No es la primera vez que nos lo dicen, pero la diferencia está en las palabras. Las palabras, bien acomodadas, son como golpes, o como balas.
El conductor del Uber, como todos los demás, pudo ocupar una frase cualquiera para decirnos que el San Salvador de ahora no se parece en nada al que era antes, hace unos años, un terreno dominado por las pandillas. Pero el conductor, que ha identificado nuestro acento y trata de hablarnos con los mexicanismos que le aprendió a su esposa cuando vivían en los Estados Unidos, nos dice que en esa calle, justo afuera del Polideportivo El Polvorín, ocultos en la oscuridad, hace unos años nos habrían quitado hasta la ropa, que nos habrían ido llevando por los callejones que suben por la loma, hasta quitarnos todo, lo que vale y lo que no.

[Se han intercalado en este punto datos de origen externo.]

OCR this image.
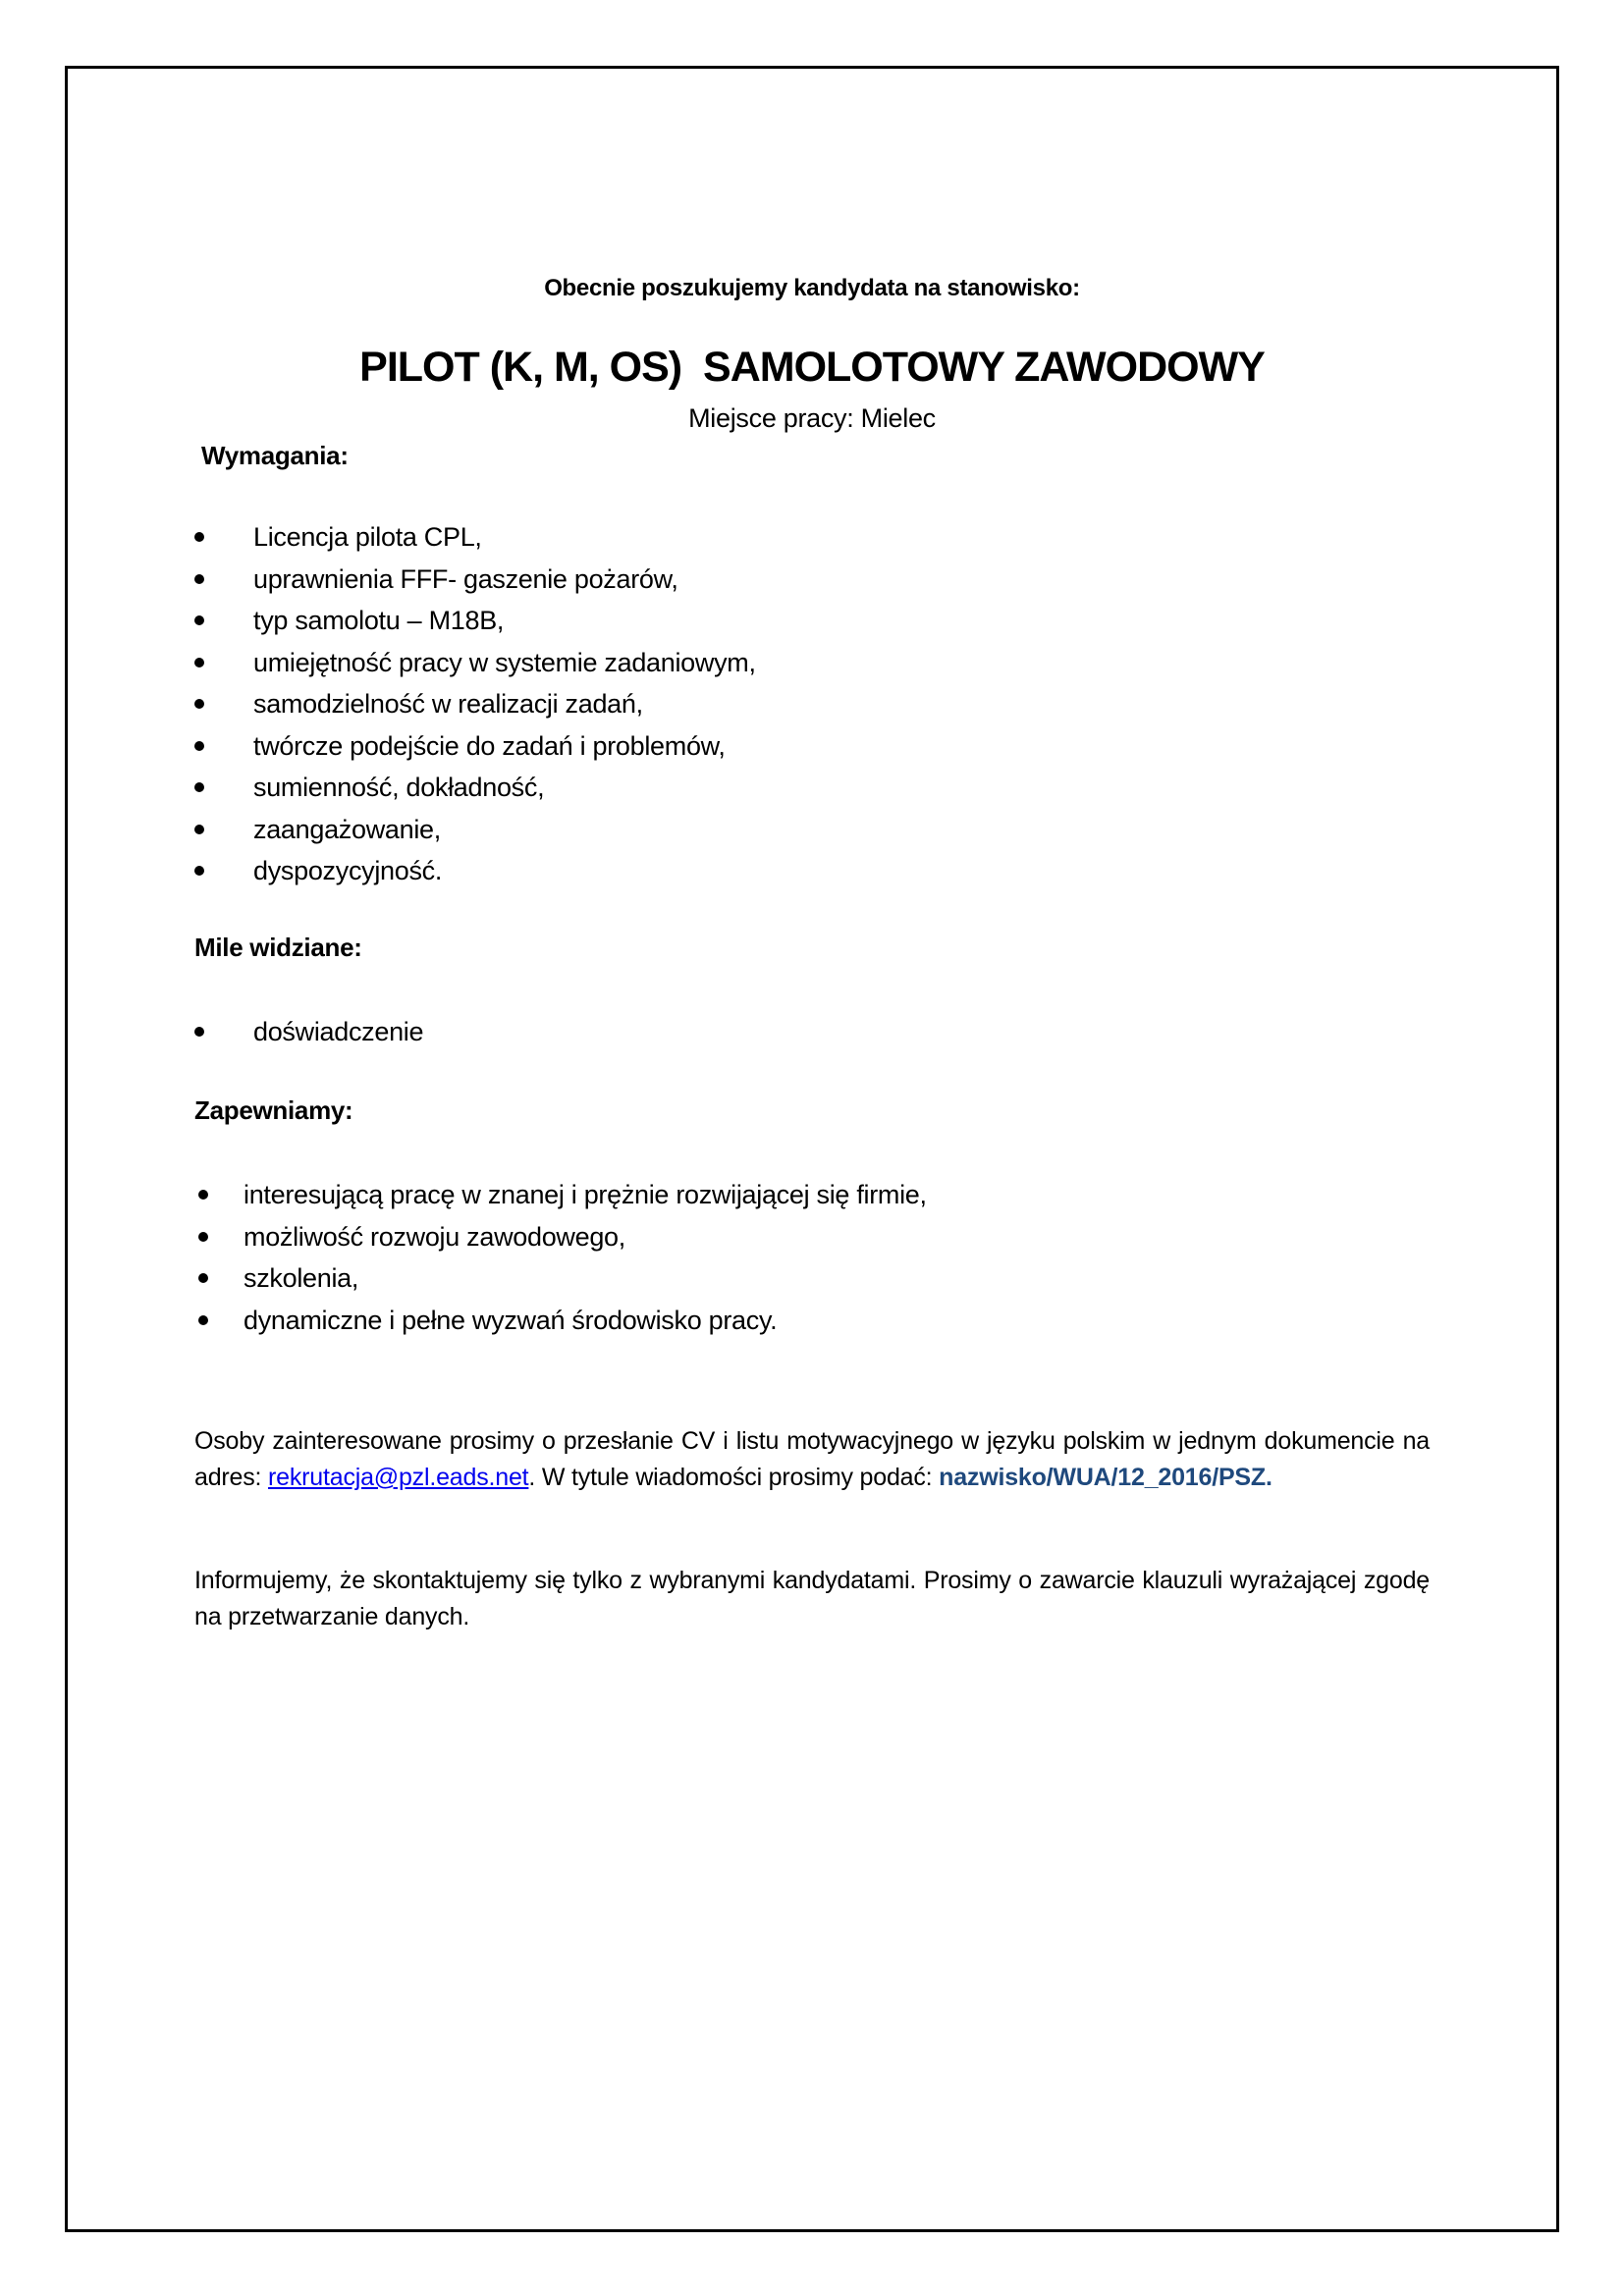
Obecnie poszukujemy kandydata na stanowisko:
PILOT (K, M, OS)  SAMOLOTOWY ZAWODOWY
Miejsce pracy: Mielec
Wymagania:
Licencja pilota CPL,
uprawnienia FFF- gaszenie pożarów,
typ samolotu – M18B,
umiejętność pracy w systemie zadaniowym,
samodzielność w realizacji zadań,
twórcze podejście do zadań i problemów,
sumienność, dokładność,
zaangażowanie,
dyspozycyjność.
Mile widziane:
doświadczenie
Zapewniamy:
interesującą pracę w znanej i prężnie rozwijającej się firmie,
możliwość rozwoju zawodowego,
szkolenia,
dynamiczne i pełne wyzwań środowisko pracy.

Osoby zainteresowane prosimy o przesłanie CV i listu motywacyjnego w języku polskim w jednym dokumencie na adres: rekrutacja@pzl.eads.net. W tytule wiadomości prosimy podać: nazwisko/WUA/12_2016/PSZ.

Informujemy, że skontaktujemy się tylko z wybranymi kandydatami. Prosimy o zawarcie klauzuli wyrażającej zgodę na przetwarzanie danych.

Los taxistas de San Salvador cuentan su relato
La cruda imagen que proyecta con su relato se cruza por momentos con el reflejo de sus ojos encendidos que nos miran a través del espejo retrovisor, unos ojos bien abiertos, atentos a nuestra tolerancia al horror. El tono encandilado con el que habla y la velocidad de sus palabras nos dejan claro que no parará en su viaje al pasado, y nos habla con la intensidad del que estuvo en la escena del crímen y vio cosas que no quería ver y lo cuenta para desprenderse de eso. Mientras avanzamos por la periferia de las colonias, algunas más oscuras que otras, sigue contando historias de gente extorsionada y asesinada por no pagarle a los mareros, como les dicen acá, el derecho de piso que pedían. Es algo natural pisar esos terrenos y echar a volar la imaginación.